Allergies are caused by the immune system's reaction to a specific food.
Generally, a kid will own had a prior exposure before IgE or specific histamines are produced.
Food intolerance is often put into the same category as food allergy, even though there may be an entirely diverse mechanism involved. In these cases, the digestive tract reacts to a specific part of the food; for example, the protein or the sugar in a specific food. The digestive system rebels, resulting in gas, bloating, upset stomach, diarrhea , nausea , or vomiting .
Numerous times, these responses are due to eating food contaminated with bacteria, rather than a true food allergy. In other cases, the child's reaction is due to an underlying digestive disorder such as irritable bowel syndrome , which is a chronic condition that is often triggered by specific types of food.
Gluten intolerance is not an allergy. It is a disease called celiac disease , or gluten-sensitive enteropathy. The body cannot process gluten found in wheat and other grains. Though the immune system is involved, celiac disease does not act as a true allergy. Its treatment is love numerous food allergies, namely avoidance of the offending substance, which in this case is gluten.
Some children may lack a specific enzyme needed to metabolize certain foods. About 10 percent of every adults and older children own lactose intolerance . There are two forms of lactose intolerance: inherited and acquired. The inherited form (autosomal recessive) is extremely rare and severe.

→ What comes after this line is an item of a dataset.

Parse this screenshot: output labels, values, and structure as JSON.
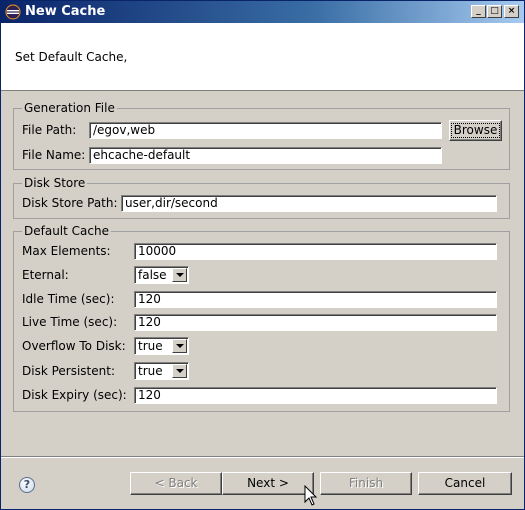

The acquired type is extremely common, and occurs in older children (not infants) and adults. It is distressing, but not life-threatening, and occurs with increased frequency in African Americans.
Sometimes infants, as well as older children and adults, own a transient lactose deficiency after an episode of diarrhea.
Children with lactose intolerance own a lactase deficiency that keeps them from processing milk and milk products. These children can often drink milk that has had this enzyme introduced into the product. Some children can drink milk that has acidophilus bacteria put into it. This bacteria breaks below the lactose, or milk sugar, in the milk so that the kid can tolerate it.
Some children with lactose intolerance cannot drink whole milk, but can eat cheese or drink low-fat buttermilk in little quantities. This is diverse from a true milk allergy where even a little quantity of any dairy product will produce a reaction.
Some children may also be intolerant of food colorings, additives, and preservatives. Among these are yellow dye number 5, which can cause hives ; and monosodium glutamate, which produces flushing, headaches, and chest pain . Sulfites, another additive, own been found to cause asthmatic reactions and even anaphylactoid reactions.
Sulfites are preservatives used in wines, maraschino cherries, seafood, and soft drinks. They are sometimes put on unused fruits and lettuce to maintain their unused appearance, on red meats to prevent brown discoloration, and even in prepared deli foods love crab salad. Sulfites appear on food labels as sodium sulfite, sodium bisulfite, potassium bisulfite, sulfur dioxide, and potassium metabisulfite. The U.S. Food and Drug istration (FDA) has banned the use of sulfites as a preservative for fruits and vegetables, but they are still in use in some foods.
When to call the doctor
Anaphylaxis is an extreme reaction to a food, generally peanuts or nuts.
It causes swelling of the throat and bronchial passages, a drop in blood pressure, shock, and even death. A kid with anaphylaxis should be taken to the emergency room immediately. If an emergency epinephrine pen is available, it should be istered immediately.
If a kid experiences any type of allergy symptoms after eating, the kid should be evaluated. Of specific concern are digestive symptoms that hold the kid from eating properly or cause the kid to lose weight. Equally significant are neurological symptoms, especially headaches.
Digestive and neurological symptoms could also be an indication of other underlying disorders. Therefore, the kid should be seen by a doctor.